Just found a hole in my wall with your left shoe in it.
i woke up to the sound of my roommate climbing onto my desk mumbling that she was going to bed
im drinking italian dressing and watching dexter. its 230am. lets never drink on sundays again.
Didn't get laid. But got a free pie from a waitress. A whole pie.
Oh wow. Was walking and just saw her in the pool, fully clothed, ranting on an alligator float. I guess i should go get her before security gets here.
Speaking is such a hard concept right now
dude I just got a noise complaint from my apartment people for loud sexual activities. I'm framing this for sure
I'm glad I booty called you last night. It was nice to see you and talk, in between all the sex...

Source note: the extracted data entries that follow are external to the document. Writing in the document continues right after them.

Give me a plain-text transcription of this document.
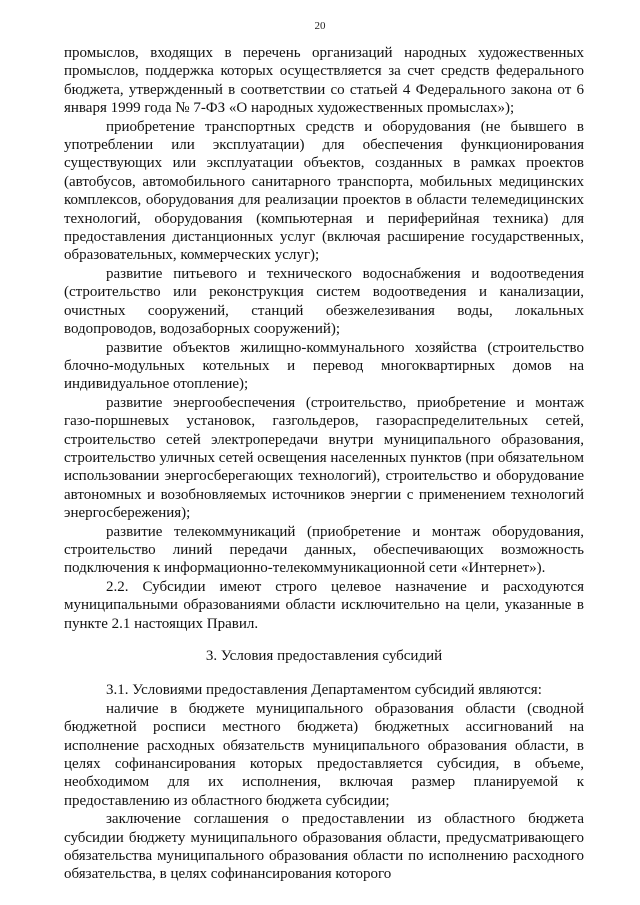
20

промыслов, входящих в перечень организаций народных художественных промыслов, поддержка которых осуществляется за счет средств федерального бюджета, утвержденный в соответствии со статьей 4 Федерального закона от 6 января 1999 года № 7-ФЗ «О народных художественных промыслах»);

приобретение транспортных средств и оборудования (не бывшего в употреблении или эксплуатации) для обеспечения функционирования существующих или эксплуатации объектов, созданных в рамках проектов (автобусов, автомобильного санитарного транспорта, мобильных медицинских комплексов, оборудования для реализации проектов в области телемедицинских технологий, оборудования (компьютерная и периферийная техника) для предоставления дистанционных услуг (включая расширение государственных, образовательных, коммерческих услуг);

развитие питьевого и технического водоснабжения и водоотведения (строительство или реконструкция систем водоотведения и канализации, очистных сооружений, станций обезжелезивания воды, локальных водопроводов, водозаборных сооружений);

развитие объектов жилищно-коммунального хозяйства (строительство блочно-модульных котельных и перевод многоквартирных домов на индивидуальное отопление);

развитие энергообеспечения (строительство, приобретение и монтаж газо-поршневых установок, газгольдеров, газораспределительных сетей, строительство сетей электропередачи внутри муниципального образования, строительство уличных сетей освещения населенных пунктов (при обязательном использовании энергосберегающих технологий), строительство и оборудование автономных и возобновляемых источников энергии с применением технологий энергосбережения);

развитие телекоммуникаций (приобретение и монтаж оборудования, строительство линий передачи данных, обеспечивающих возможность подключения к информационно-телекоммуникационной сети «Интернет»).

2.2. Субсидии имеют строго целевое назначение и расходуются муниципальными образованиями области исключительно на цели, указанные в пункте 2.1 настоящих Правил.

3. Условия предоставления субсидий

3.1. Условиями предоставления Департаментом субсидий являются:

наличие в бюджете муниципального образования области (сводной бюджетной росписи местного бюджета) бюджетных ассигнований на исполнение расходных обязательств муниципального образования области, в целях софинансирования которых предоставляется субсидия, в объеме, необходимом для их исполнения, включая размер планируемой к предоставлению из областного бюджета субсидии;

заключение соглашения о предоставлении из областного бюджета субсидии бюджету муниципального образования области, предусматривающего обязательства муниципального образования области по исполнению расходного обязательства, в целях софинансирования которого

I think it's time for a new pick up line. So far my " hey you want to go back to my place, order a pizza and fuck?" Has set me at an all time low downtown 0/4
The party was Hollywood themed and I won an oscar for "finest ass in a leading role"
I didn't know what to say so I just sent him a chicken emoji
Fuck I forgot the furry convention was this weekend and now I'm downtown. Way too high for this shit.
Though I don't usually want to turn down ladies who want to liquify my clothing with their eyes, I made an exception.
Dude I swear I'm scooping human shit out of the litter boxes. What the fuck happened last night?
Was cussing out our DD when one of the strippers takes him backstage. WTF
They call him magic hands is all I know.